The plaintiff designed a toy hamster and shared a prototype with one of the defendants. While the opinion below doesn’t discuss the facts in detail, apparently the defendants allegedly stole the plaintiff’s toy hamster design. Trade secrets come in all shapes and sizes.
The court found that two allegations in the complaint lacked a factual basis: (1) sign-in sheets produced by a defendant (The Bean) appeared to confirm that representatives of another defendant (Cepia) were at The Bean’s offices at a time when The Bean had the hamster prototype, and (2) when confronted with information suggesting Cepia was given access to the plaintiff’s trade secrets, the other defendants refused to provide information about their relationship with Cepia.
Regarding the sign-in sheets, the evidence showed that The Bean simply did not produce any sign in sheets for the week in question. Per the court, the plaintiff went too far when it alleged that the sign-in sheets confirmed Cepia’s presence: “contrary to the implication of Heller’s allegation, The Bean’s sign in sheets do not confirm anything.” (emphasis in original).
Regarding the defendants’ refusal to provide information, the court found that “there is no credible evidence to support Heller’s allegation.”
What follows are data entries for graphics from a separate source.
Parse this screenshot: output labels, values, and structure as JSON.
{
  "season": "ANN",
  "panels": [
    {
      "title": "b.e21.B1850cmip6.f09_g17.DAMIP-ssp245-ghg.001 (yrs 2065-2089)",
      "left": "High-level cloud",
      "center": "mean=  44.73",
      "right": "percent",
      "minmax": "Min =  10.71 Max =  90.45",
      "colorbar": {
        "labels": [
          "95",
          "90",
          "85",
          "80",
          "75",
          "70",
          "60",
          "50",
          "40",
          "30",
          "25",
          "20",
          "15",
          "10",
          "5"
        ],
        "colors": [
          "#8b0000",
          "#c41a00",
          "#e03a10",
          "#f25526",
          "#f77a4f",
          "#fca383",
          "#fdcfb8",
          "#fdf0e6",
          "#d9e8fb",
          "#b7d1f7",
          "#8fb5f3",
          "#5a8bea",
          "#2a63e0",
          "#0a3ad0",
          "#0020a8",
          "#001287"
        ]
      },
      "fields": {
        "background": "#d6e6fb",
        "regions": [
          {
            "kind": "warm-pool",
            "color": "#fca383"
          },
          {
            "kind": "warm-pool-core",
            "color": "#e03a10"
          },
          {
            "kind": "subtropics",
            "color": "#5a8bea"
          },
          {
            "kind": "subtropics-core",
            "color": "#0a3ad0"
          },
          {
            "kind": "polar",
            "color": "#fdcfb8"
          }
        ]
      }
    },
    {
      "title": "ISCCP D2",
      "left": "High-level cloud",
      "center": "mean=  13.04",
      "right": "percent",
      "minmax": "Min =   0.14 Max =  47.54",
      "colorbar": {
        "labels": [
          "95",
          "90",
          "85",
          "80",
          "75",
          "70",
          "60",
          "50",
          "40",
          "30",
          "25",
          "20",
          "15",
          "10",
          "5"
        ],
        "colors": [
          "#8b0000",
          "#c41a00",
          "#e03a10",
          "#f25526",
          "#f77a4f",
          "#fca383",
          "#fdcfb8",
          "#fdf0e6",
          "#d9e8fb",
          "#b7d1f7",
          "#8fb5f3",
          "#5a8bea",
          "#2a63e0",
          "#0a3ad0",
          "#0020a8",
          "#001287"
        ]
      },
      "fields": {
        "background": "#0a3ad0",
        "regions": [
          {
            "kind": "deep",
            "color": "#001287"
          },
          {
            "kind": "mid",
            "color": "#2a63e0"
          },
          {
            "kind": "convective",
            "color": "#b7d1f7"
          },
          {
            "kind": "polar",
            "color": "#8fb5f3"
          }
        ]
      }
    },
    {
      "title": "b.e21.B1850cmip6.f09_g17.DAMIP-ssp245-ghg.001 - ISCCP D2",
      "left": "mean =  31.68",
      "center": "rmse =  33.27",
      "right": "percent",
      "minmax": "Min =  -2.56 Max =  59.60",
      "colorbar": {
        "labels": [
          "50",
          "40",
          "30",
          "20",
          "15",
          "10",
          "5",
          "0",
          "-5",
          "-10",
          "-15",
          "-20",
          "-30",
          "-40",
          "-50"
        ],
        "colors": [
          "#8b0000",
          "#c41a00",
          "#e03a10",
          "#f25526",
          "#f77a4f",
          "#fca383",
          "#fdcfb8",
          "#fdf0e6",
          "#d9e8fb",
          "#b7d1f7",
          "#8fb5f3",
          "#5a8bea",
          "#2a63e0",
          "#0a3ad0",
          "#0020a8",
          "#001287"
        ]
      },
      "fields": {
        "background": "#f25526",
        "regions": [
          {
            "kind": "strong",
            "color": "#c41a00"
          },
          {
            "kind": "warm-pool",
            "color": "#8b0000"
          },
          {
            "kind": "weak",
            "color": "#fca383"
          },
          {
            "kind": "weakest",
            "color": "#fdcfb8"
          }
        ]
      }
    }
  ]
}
When imposing sanctions, the court found that “the nature of these unsupported allegations stem from exaggerations for which Heller’s counsel is culpable. He is the one who drafted the complaint and the allegations at issue.”
Lawyers sometimes get carried away when drafting a complaint. Obviously, everyone wants their case to sound as strong as possible. But this case shows the value of being conservative when describing the facts in a pleading.